Our study demonstrates a discordance between physicians’ gestalt judgement of risk and calculated risk. For example, of the patients judged to be at low risk (n = 118), 80% were calculated to be at higher risk and of the patients judged to be at high risk (n = 81), 69% were calculated to be at lower risk. The reasons for this lack of agreement are not clear, but could be due to several factors. First, physicians may not be measuring enough parameters to produce an accurate algorithm-based estimate of risk. In the Hoeper analysis, 95.3% of patients had at least 4 variables measured and 55.4% had all 6 [13], compared with 12.2% and 6.3% in this study, respectively. In addition, it is possible that physicians may not agree with, or strictly apply, the parameter thresholds given in the guidelines. Finally, a physician’s clinical gestalt is based on more than just the assessments used in the algorithm to calculate risk, such as the patient’s disease aetiology, age, gender and comorbidities, as well as the physicians’ overall feeling of how the patient is doing as compared to previous consultations. Importantly, as this study did not capture outcome data, we do not know how well the physicians’ gestalt judgement of risk would stratify patients according to their 1-year risk of mortality and how that compares to the methods implemented by Hoeper et al. [13]. The potential for under- and over-estimation of risk should be further explored, as this can have profound detrimental impacts on patients’ lives, such as increasing the likelihood of clinical worsening and death in patients at intermediate or high risk, and potentially subjecting low-risk patients to unnecessary treatments and/or assessments, further impacting their quality of life.

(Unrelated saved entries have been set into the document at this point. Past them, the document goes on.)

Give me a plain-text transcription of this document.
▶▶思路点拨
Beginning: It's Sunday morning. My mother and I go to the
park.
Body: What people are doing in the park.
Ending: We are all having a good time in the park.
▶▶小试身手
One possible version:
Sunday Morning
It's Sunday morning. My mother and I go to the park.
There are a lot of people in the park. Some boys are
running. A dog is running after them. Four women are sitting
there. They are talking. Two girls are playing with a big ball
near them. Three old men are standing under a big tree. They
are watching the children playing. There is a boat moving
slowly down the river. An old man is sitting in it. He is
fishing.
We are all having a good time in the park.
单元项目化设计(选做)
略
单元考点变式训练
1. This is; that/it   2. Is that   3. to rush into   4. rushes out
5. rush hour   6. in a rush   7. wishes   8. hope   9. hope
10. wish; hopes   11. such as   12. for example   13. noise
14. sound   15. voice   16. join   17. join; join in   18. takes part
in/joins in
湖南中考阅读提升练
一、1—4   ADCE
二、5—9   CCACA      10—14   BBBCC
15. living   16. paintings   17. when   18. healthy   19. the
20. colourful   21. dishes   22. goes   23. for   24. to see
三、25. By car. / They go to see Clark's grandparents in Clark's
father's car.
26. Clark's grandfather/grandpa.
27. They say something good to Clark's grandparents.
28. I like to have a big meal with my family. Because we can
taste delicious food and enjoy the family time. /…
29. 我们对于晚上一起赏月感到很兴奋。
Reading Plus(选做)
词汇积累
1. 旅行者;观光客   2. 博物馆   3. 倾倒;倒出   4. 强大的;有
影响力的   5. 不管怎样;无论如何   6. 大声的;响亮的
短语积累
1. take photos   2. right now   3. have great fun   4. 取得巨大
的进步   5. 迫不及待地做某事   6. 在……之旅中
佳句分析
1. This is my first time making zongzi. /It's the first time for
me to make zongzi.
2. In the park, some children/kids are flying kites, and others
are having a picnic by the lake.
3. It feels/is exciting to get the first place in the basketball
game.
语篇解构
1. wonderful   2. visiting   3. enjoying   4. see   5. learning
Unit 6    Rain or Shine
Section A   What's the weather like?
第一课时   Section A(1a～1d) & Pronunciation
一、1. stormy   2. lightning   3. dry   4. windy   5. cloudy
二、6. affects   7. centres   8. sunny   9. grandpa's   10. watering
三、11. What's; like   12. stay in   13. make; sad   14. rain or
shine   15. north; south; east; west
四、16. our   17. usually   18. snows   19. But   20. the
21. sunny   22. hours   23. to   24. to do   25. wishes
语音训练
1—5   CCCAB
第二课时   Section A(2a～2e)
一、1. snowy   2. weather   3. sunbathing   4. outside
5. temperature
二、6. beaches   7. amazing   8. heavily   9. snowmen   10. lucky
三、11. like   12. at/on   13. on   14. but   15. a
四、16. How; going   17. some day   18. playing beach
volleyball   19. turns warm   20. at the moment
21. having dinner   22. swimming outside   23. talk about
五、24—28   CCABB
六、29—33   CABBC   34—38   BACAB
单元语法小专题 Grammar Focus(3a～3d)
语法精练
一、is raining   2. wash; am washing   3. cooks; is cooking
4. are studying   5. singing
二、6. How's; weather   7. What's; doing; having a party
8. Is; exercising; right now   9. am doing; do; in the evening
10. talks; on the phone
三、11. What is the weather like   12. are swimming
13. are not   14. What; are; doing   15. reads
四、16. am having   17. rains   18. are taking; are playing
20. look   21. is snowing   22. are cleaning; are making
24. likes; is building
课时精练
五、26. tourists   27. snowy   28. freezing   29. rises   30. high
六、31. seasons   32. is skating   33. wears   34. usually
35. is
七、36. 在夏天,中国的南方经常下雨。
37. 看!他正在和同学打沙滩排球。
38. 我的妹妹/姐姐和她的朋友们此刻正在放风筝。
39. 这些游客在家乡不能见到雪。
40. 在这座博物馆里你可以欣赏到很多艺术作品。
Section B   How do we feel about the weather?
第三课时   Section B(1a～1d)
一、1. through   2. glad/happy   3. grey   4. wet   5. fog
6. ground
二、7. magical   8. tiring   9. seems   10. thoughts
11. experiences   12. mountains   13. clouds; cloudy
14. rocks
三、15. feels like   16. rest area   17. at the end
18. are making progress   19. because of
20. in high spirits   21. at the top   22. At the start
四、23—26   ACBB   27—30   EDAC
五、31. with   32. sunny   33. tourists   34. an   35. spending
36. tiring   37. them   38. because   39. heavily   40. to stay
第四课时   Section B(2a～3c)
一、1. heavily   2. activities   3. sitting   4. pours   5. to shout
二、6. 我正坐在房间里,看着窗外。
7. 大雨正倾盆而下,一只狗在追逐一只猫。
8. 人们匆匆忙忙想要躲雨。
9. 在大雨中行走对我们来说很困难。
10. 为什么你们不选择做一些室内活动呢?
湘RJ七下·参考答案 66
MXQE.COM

Limitations of this study include selection bias and recall bias, which are inherent to all surveys, and that the results may be different from those that would be obtained in countries not studied. The main limitation of this study is the lack of clinical outcome data, which prevents evaluation of the effectiveness of gestalt judgement in stratifying patients according to their 1-year risk of mortality. Furthermore, more qualitative data would be required to better understand why physicians choose to assess certain variables and not others, and what potential barriers they face, in order to reconcile the observed differences between perceived and calculated risk. Finally, it would be interesting to compare how physicians’ gestalt compares to risk scores derived using other methods, such as the approach published by Boucly et al. [14]. However, the French approach stratifies patients according to the number of variables defined as low risk in the ESC/ERS guidelines and does not directly categorize patients as ‘low’, ‘medium’ or ‘high’ risk. Given this, a comparison could not be performed here.

Conclusions

Overall, the results of this survey demonstrate that multi-parametric risk assessment is being performed in clinical practice, but not always to the extent recommended in the 2015 ESC/ERS guidelines [8, 9]. Further study would be required to establish how well physicians’ gestalt estimates a patient’s risk of disease progression and to determine whether more regular assessment of objective measures could improve the accuracy of patient risk stratification.